People committing suicide would tend to jump off the bridge into the water? There are, very roughly, one person committing suicide per fortnight from the Goldengate Bridge.
One idea to slow down that number o fdeaths is to install a big net. It'll hurt when people land on it, and that might be enough to snap them out of the impulsive decision to end their lives.
The net would cost about $45m.
Some people might feel that spending the money on mental health services and suicide prevention services would be a better investment.
Superficially it's obvious why Fresno CA has such a high suicide rate (14.8 per 100,000) - low employment, high crime, staggering drug (especially meth) addiction. But Sacramento CA has higher rates of suicide (22.7 per 100,000), and it's not as easy to work out why.
Installing nets isn't necessarily a terrible thing. Suicide is often impulsive and so suicide prevention often features mechanisms to reduce access to methods of suicide. Installing nets is one example.
Of course, once you've retrieved someone from a net you need to give them access to other interventions and I'm guessing these are missing for Foxconn workers. Sadly, they're also missing for a bunch of people in different countries.

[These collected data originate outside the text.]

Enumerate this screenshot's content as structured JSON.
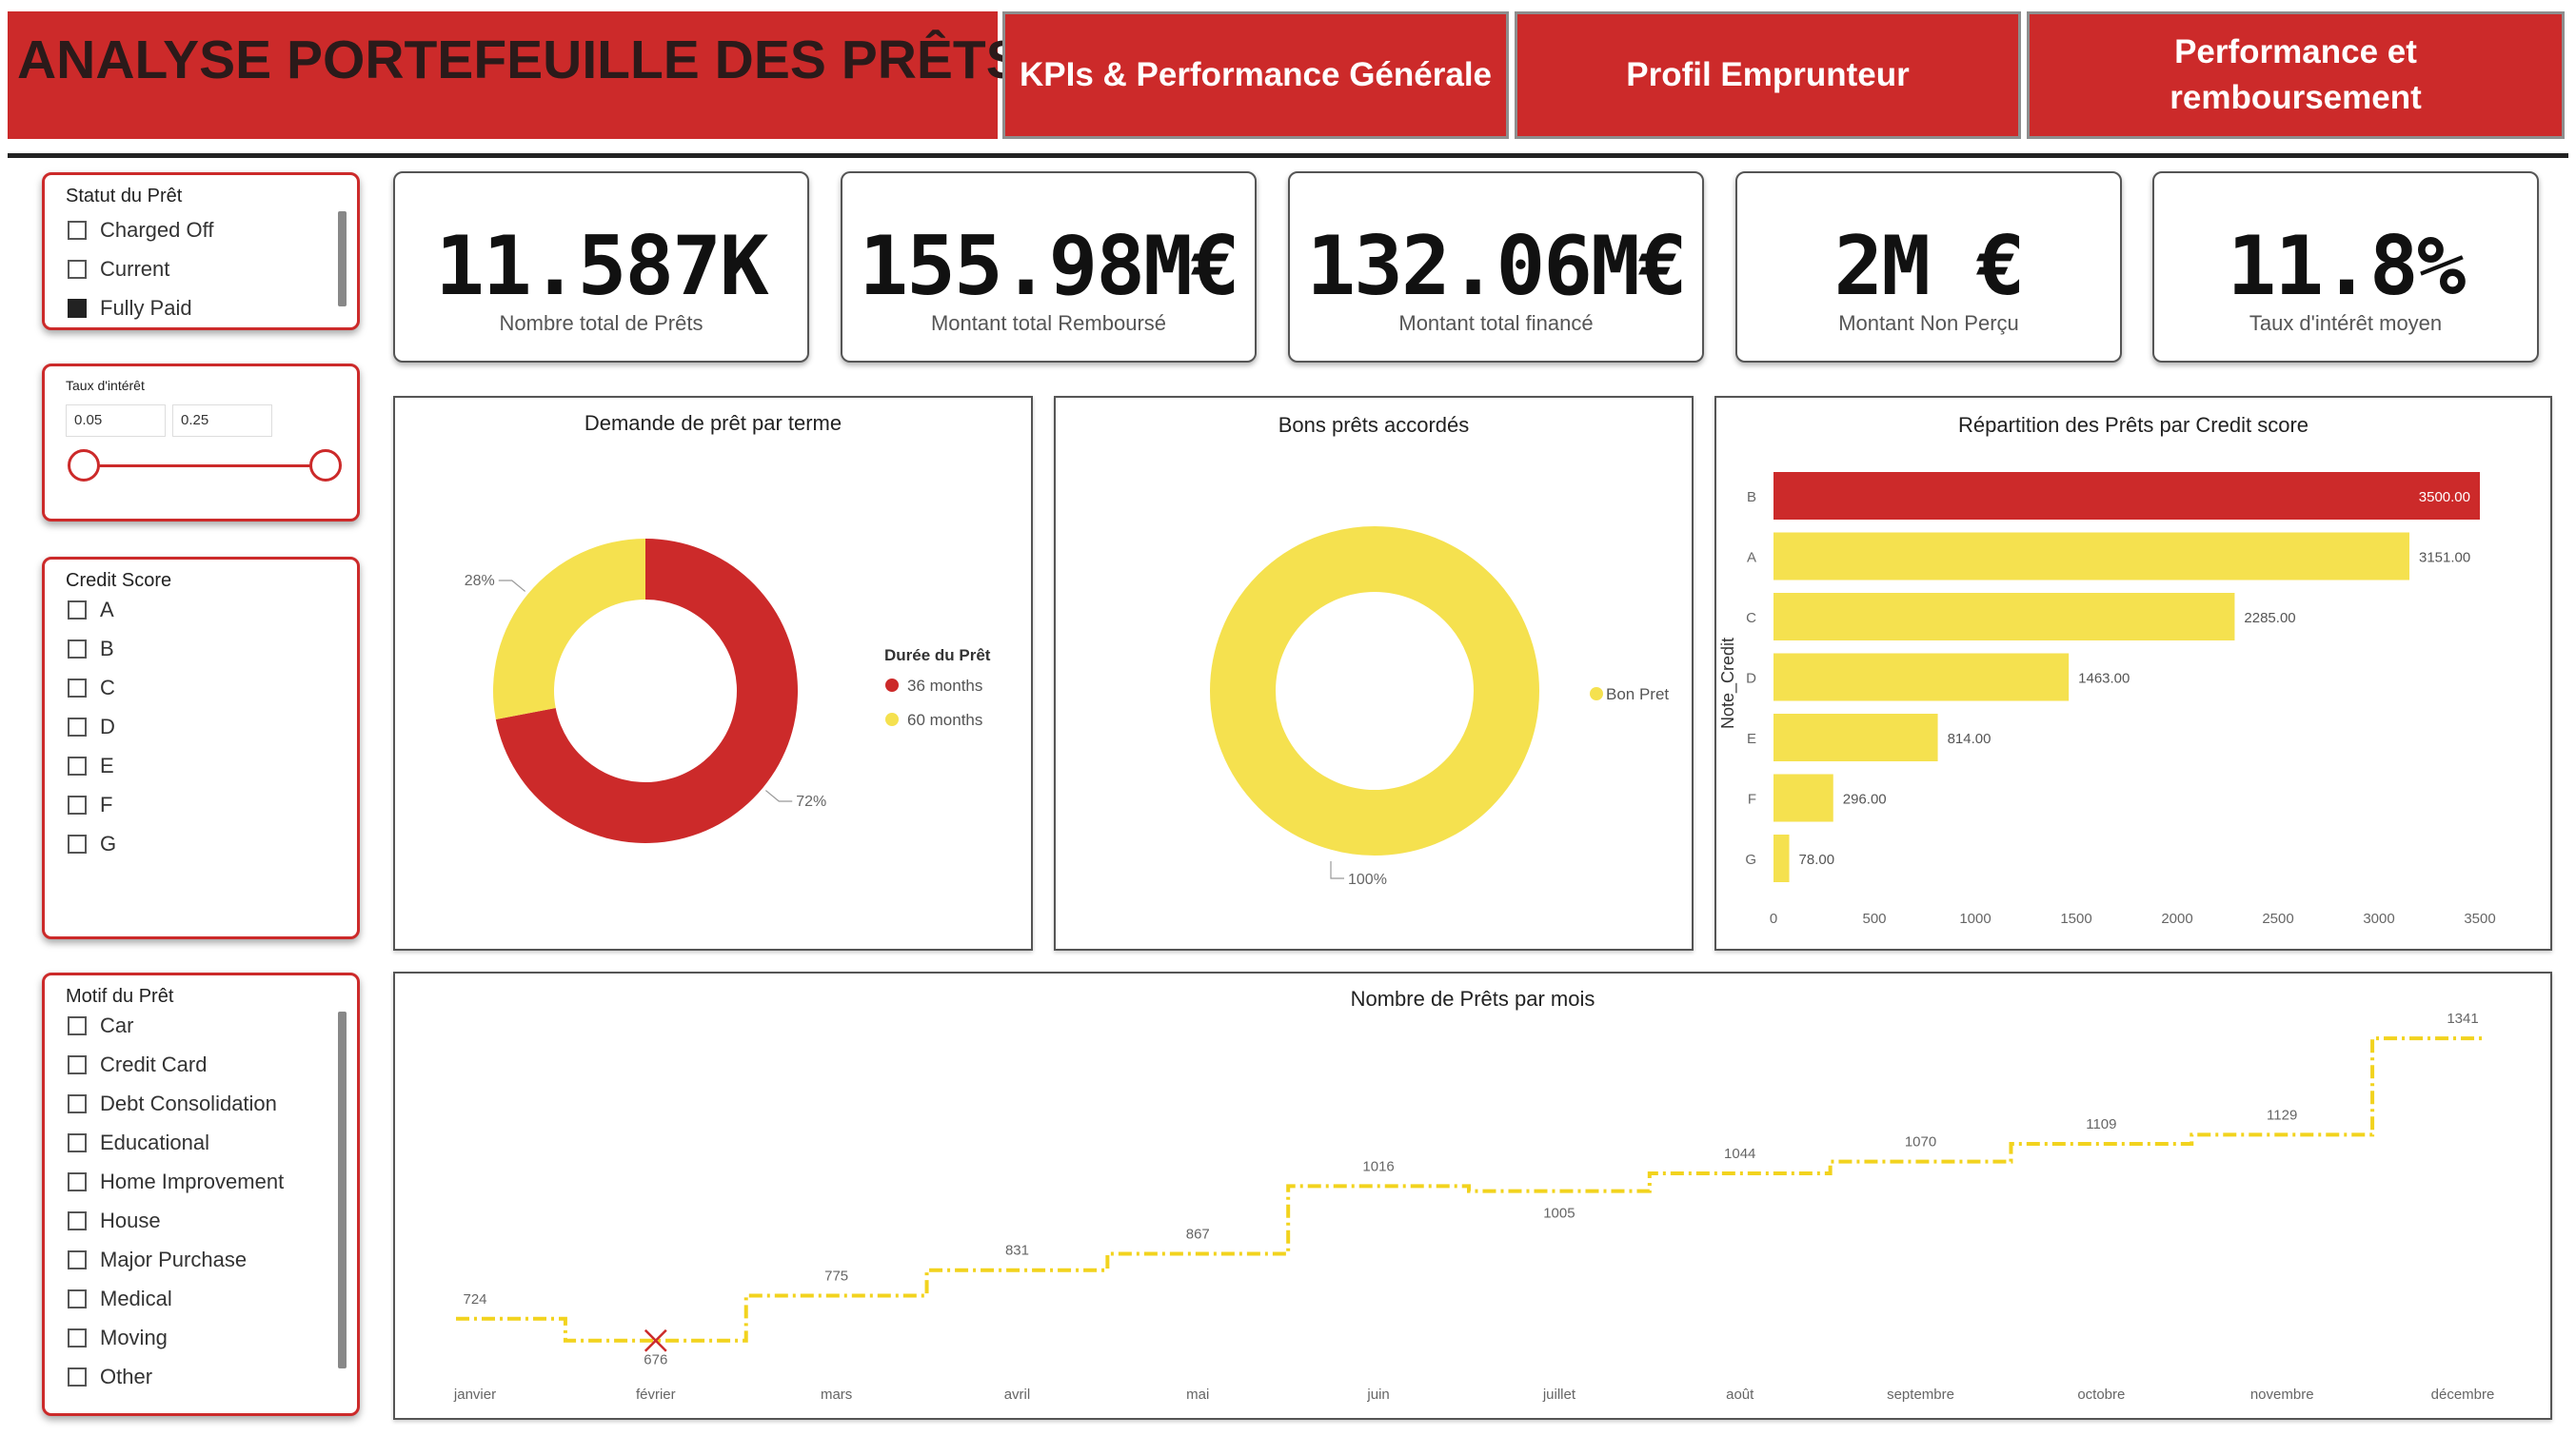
{
  "header": {
    "title": "ANALYSE PORTEFEUILLE DES PRÊTS",
    "nav": [
      "KPIs & Performance Générale",
      "Profil Emprunteur",
      "Performance et remboursement"
    ]
  },
  "filters": {
    "statut": {
      "title": "Statut du Prêt",
      "items": [
        {
          "label": "Charged Off",
          "checked": false
        },
        {
          "label": "Current",
          "checked": false
        },
        {
          "label": "Fully Paid",
          "checked": true
        }
      ]
    },
    "taux": {
      "title": "Taux d'intérêt",
      "min": "0.05",
      "max": "0.25"
    },
    "credit": {
      "title": "Credit Score",
      "items": [
        "A",
        "B",
        "C",
        "D",
        "E",
        "F",
        "G"
      ]
    },
    "motif": {
      "title": "Motif du Prêt",
      "items": [
        "Car",
        "Credit Card",
        "Debt Consolidation",
        "Educational",
        "Home Improvement",
        "House",
        "Major Purchase",
        "Medical",
        "Moving",
        "Other"
      ]
    }
  },
  "kpis": [
    {
      "value": "11.587K",
      "label": "Nombre total de Prêts"
    },
    {
      "value": "155.98M€",
      "label": "Montant total Remboursé"
    },
    {
      "value": "132.06M€",
      "label": "Montant total financé"
    },
    {
      "value": "2M €",
      "label": "Montant Non Perçu"
    },
    {
      "value": "11.8%",
      "label": "Taux d'intérêt moyen"
    }
  ],
  "colors": {
    "red": "#cc2a2a",
    "yellow": "#f5e14f",
    "accent": "#cc2a2a"
  },
  "chart_data": [
    {
      "type": "pie",
      "title": "Demande de prêt par terme",
      "legend_title": "Durée du Prêt",
      "legend_placement": "right",
      "labels": [
        "36 months",
        "60 months"
      ],
      "values": [
        72,
        28
      ],
      "value_labels": [
        "72%",
        "28%"
      ]
    },
    {
      "type": "pie",
      "title": "Bons prêts accordés",
      "legend_placement": "right",
      "labels": [
        "Bon Pret"
      ],
      "values": [
        100
      ],
      "value_labels": [
        "100%"
      ]
    },
    {
      "type": "bar",
      "orientation": "horizontal",
      "title": "Répartition des Prêts par Credit score",
      "ylabel": "Note_Credit",
      "categories": [
        "B",
        "A",
        "C",
        "D",
        "E",
        "F",
        "G"
      ],
      "values": [
        3500,
        3151,
        2285,
        1463,
        814,
        296,
        78
      ],
      "value_labels": [
        "3500.00",
        "3151.00",
        "2285.00",
        "1463.00",
        "814.00",
        "296.00",
        "78.00"
      ],
      "xlim": [
        0,
        3500
      ],
      "xticks": [
        "0",
        "500",
        "1000",
        "1500",
        "2000",
        "2500",
        "3000",
        "3500"
      ]
    },
    {
      "type": "line",
      "step": true,
      "title": "Nombre de Prêts par mois",
      "categories": [
        "janvier",
        "février",
        "mars",
        "avril",
        "mai",
        "juin",
        "juillet",
        "août",
        "septembre",
        "octobre",
        "novembre",
        "décembre"
      ],
      "values": [
        724,
        676,
        775,
        831,
        867,
        1016,
        1005,
        1044,
        1070,
        1109,
        1129,
        1341
      ],
      "value_labels": [
        "724",
        "676",
        "775",
        "831",
        "867",
        "1016",
        "1005",
        "1044",
        "1070",
        "1109",
        "1129",
        "1341"
      ]
    }
  ]
}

I read something about How The Mapo Bridge In South Korea Has Stopped People Committing Suicide [1]. They basically have illuminated signs that say encouraging things to people who are thinking about jumping. Dropped the suicide rate by 77%.
They link to Zero Suicide, which is good, but they should also link to Suicide Safer Communities which is possibly more effective to reduce rates of suicide because it recognises that suicide prevention is everyone's business, and that suicide isn't limited to people with diagnosed mental illness.

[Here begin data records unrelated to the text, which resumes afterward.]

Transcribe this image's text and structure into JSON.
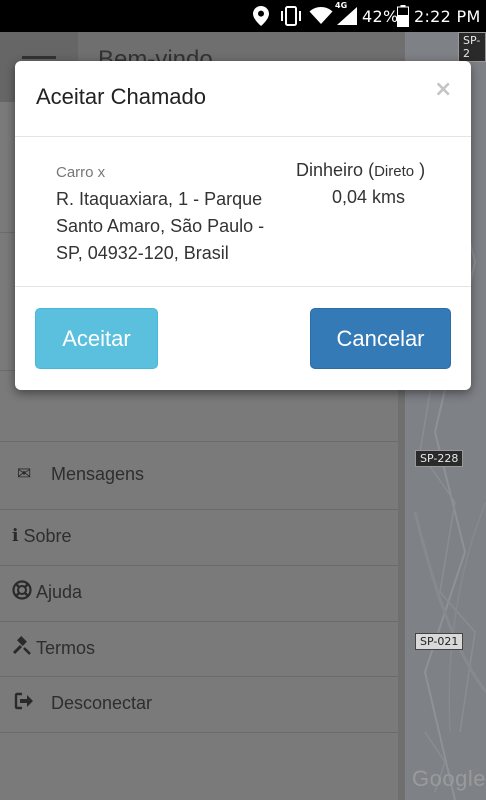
{
  "status_bar": {
    "network_label": "4G",
    "battery": "42%",
    "time": "2:22 PM",
    "icons": [
      "location-icon",
      "vibrate-icon",
      "wifi-icon",
      "signal-icon",
      "battery-icon"
    ]
  },
  "app": {
    "header_title_partial": "Bem-vindo",
    "menu": [
      {
        "label": "Mensagens",
        "icon": "envelope-icon"
      },
      {
        "label": "Sobre",
        "icon": "info-icon"
      },
      {
        "label": "Ajuda",
        "icon": "lifebuoy-icon"
      },
      {
        "label": "Termos",
        "icon": "gavel-icon"
      },
      {
        "label": "Desconectar",
        "icon": "sign-out-icon"
      }
    ]
  },
  "map": {
    "road_labels": [
      "SP-2",
      "SP-228",
      "SP-021"
    ],
    "logo": "Google"
  },
  "modal": {
    "title": "Aceitar Chamado",
    "close_symbol": "×",
    "car": "Carro x",
    "address": "R. Itaquaxiara, 1 - Parque Santo Amaro, São Paulo - SP, 04932-120, Brasil",
    "payment_method": "Dinheiro",
    "payment_open": "(",
    "payment_type": "Direto",
    "payment_close": ")",
    "distance": "0,04 kms",
    "accept_label": "Aceitar",
    "cancel_label": "Cancelar"
  },
  "colors": {
    "accept": "#5bc0de",
    "cancel": "#337ab7",
    "backdrop": "#7b7b7b"
  }
}
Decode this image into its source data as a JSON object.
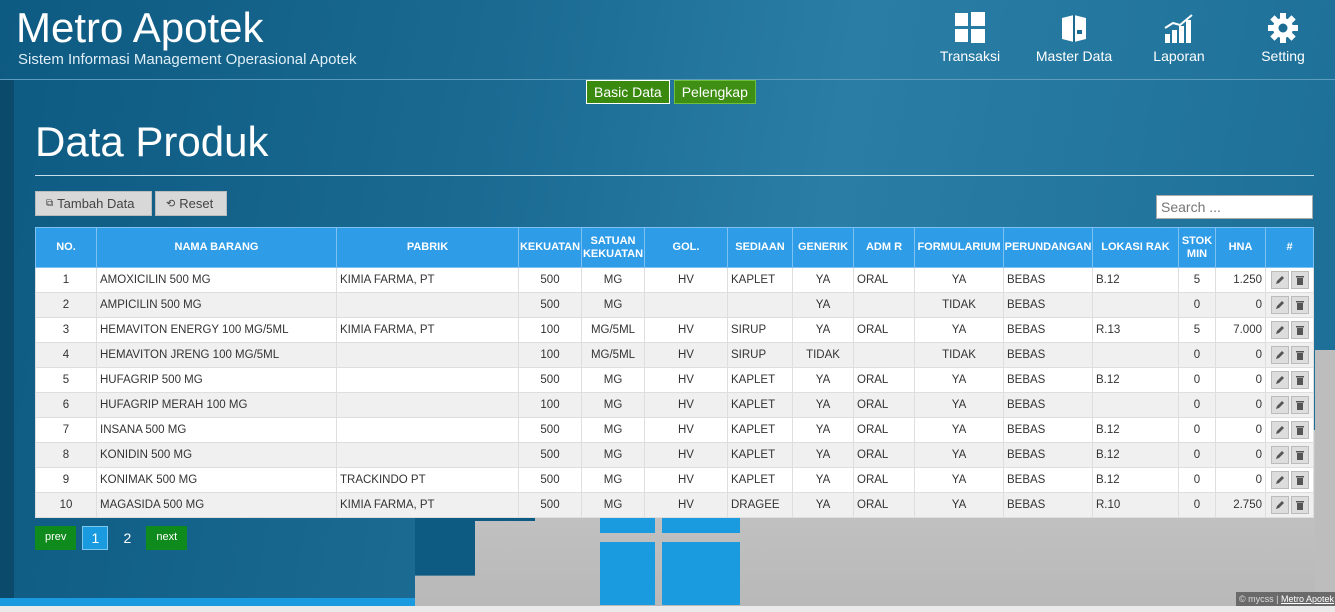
{
  "brand": {
    "title": "Metro Apotek",
    "subtitle": "Sistem Informasi Management Operasional Apotek"
  },
  "nav": {
    "transaksi": "Transaksi",
    "master": "Master Data",
    "laporan": "Laporan",
    "setting": "Setting"
  },
  "tabs": {
    "basic": "Basic Data",
    "pelengkap": "Pelengkap"
  },
  "page_title": "Data Produk",
  "toolbar": {
    "add": "Tambah Data",
    "reset": "Reset",
    "search_placeholder": "Search ..."
  },
  "table": {
    "headers": [
      "NO.",
      "NAMA BARANG",
      "PABRIK",
      "KEKUATAN",
      "SATUAN KEKUATAN",
      "GOL.",
      "SEDIAAN",
      "GENERIK",
      "ADM R",
      "FORMULARIUM",
      "PERUNDANGAN",
      "LOKASI RAK",
      "STOK MIN",
      "HNA",
      "#"
    ],
    "rows": [
      [
        "1",
        "AMOXICILIN 500 MG",
        "KIMIA FARMA, PT",
        "500",
        "MG",
        "HV",
        "KAPLET",
        "YA",
        "ORAL",
        "YA",
        "BEBAS",
        "B.12",
        "5",
        "1.250"
      ],
      [
        "2",
        "AMPICILIN 500 MG",
        "",
        "500",
        "MG",
        "",
        "",
        "YA",
        "",
        "TIDAK",
        "BEBAS",
        "",
        "0",
        "0"
      ],
      [
        "3",
        "HEMAVITON ENERGY 100 MG/5ML",
        "KIMIA FARMA, PT",
        "100",
        "MG/5ML",
        "HV",
        "SIRUP",
        "YA",
        "ORAL",
        "YA",
        "BEBAS",
        "R.13",
        "5",
        "7.000"
      ],
      [
        "4",
        "HEMAVITON JRENG 100 MG/5ML",
        "",
        "100",
        "MG/5ML",
        "HV",
        "SIRUP",
        "TIDAK",
        "",
        "TIDAK",
        "BEBAS",
        "",
        "0",
        "0"
      ],
      [
        "5",
        "HUFAGRIP 500 MG",
        "",
        "500",
        "MG",
        "HV",
        "KAPLET",
        "YA",
        "ORAL",
        "YA",
        "BEBAS",
        "B.12",
        "0",
        "0"
      ],
      [
        "6",
        "HUFAGRIP MERAH 100 MG",
        "",
        "100",
        "MG",
        "HV",
        "KAPLET",
        "YA",
        "ORAL",
        "YA",
        "BEBAS",
        "",
        "0",
        "0"
      ],
      [
        "7",
        "INSANA 500 MG",
        "",
        "500",
        "MG",
        "HV",
        "KAPLET",
        "YA",
        "ORAL",
        "YA",
        "BEBAS",
        "B.12",
        "0",
        "0"
      ],
      [
        "8",
        "KONIDIN 500 MG",
        "",
        "500",
        "MG",
        "HV",
        "KAPLET",
        "YA",
        "ORAL",
        "YA",
        "BEBAS",
        "B.12",
        "0",
        "0"
      ],
      [
        "9",
        "KONIMAK 500 MG",
        "TRACKINDO PT",
        "500",
        "MG",
        "HV",
        "KAPLET",
        "YA",
        "ORAL",
        "YA",
        "BEBAS",
        "B.12",
        "0",
        "0"
      ],
      [
        "10",
        "MAGASIDA 500 MG",
        "KIMIA FARMA, PT",
        "500",
        "MG",
        "HV",
        "DRAGEE",
        "YA",
        "ORAL",
        "YA",
        "BEBAS",
        "R.10",
        "0",
        "2.750"
      ]
    ]
  },
  "pager": {
    "prev": "prev",
    "next": "next",
    "pages": [
      "1",
      "2"
    ]
  },
  "footer": {
    "copy": "© mycss |",
    "link": "Metro Apotek"
  }
}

From previous coverage I recall, and a current search (from the USA) just confirmed, that above the first search result is a phone number for a suicide-prevention hotline.
Beyond that, do you have any evidence that "these links are enough to push people over the edge"?
It's possible the opposite is true: that receiving instant, accurate, agenda-free information about suicide actually reduces completed suicides, for example by exercising the imagination harmlessly, or making the details more salient and revulsive, or other mechanisms. You'd have to study the effects to be sure -- not just make guesses from intuition, which can be especially misleading when dealing with mood-disturbed masses.
We have small amounts of weak evidence, mostly from interviews of people who survived suicide attempts and people who self harm who say that this kind of intervention is helpful.
See also signs in multistory carparks and different packaging (and reduced pack sizes) for paracetamol.
I do a lot of searching for suicide related stuff, and I already see quite a lot of similar advice. I guess I'm about to see a lot more of it.
Yes it is. Reminds me of the case where NYU installed fences in the Bobst library to prevent more suicides [0]. Basically it comes down to not being concerned about the causes but find a solution to prevent the suicides on the premises of the campus. I see it as, go kill yourself someplace else, we don't want the negative image.
Yes. My point wasn't about merely preventing suicide, but about stopping people feeling suicidal, even if they don't consider or go through the actual act.
So not so much about saving lives in the technical sense, but about saving people by making them have lives worth living, and see life as such. Preventing things like bullying, abusive parents/spouses, job precarity and homelessness, and so on.
They're being installed on bridges all over the US for exactly that reason.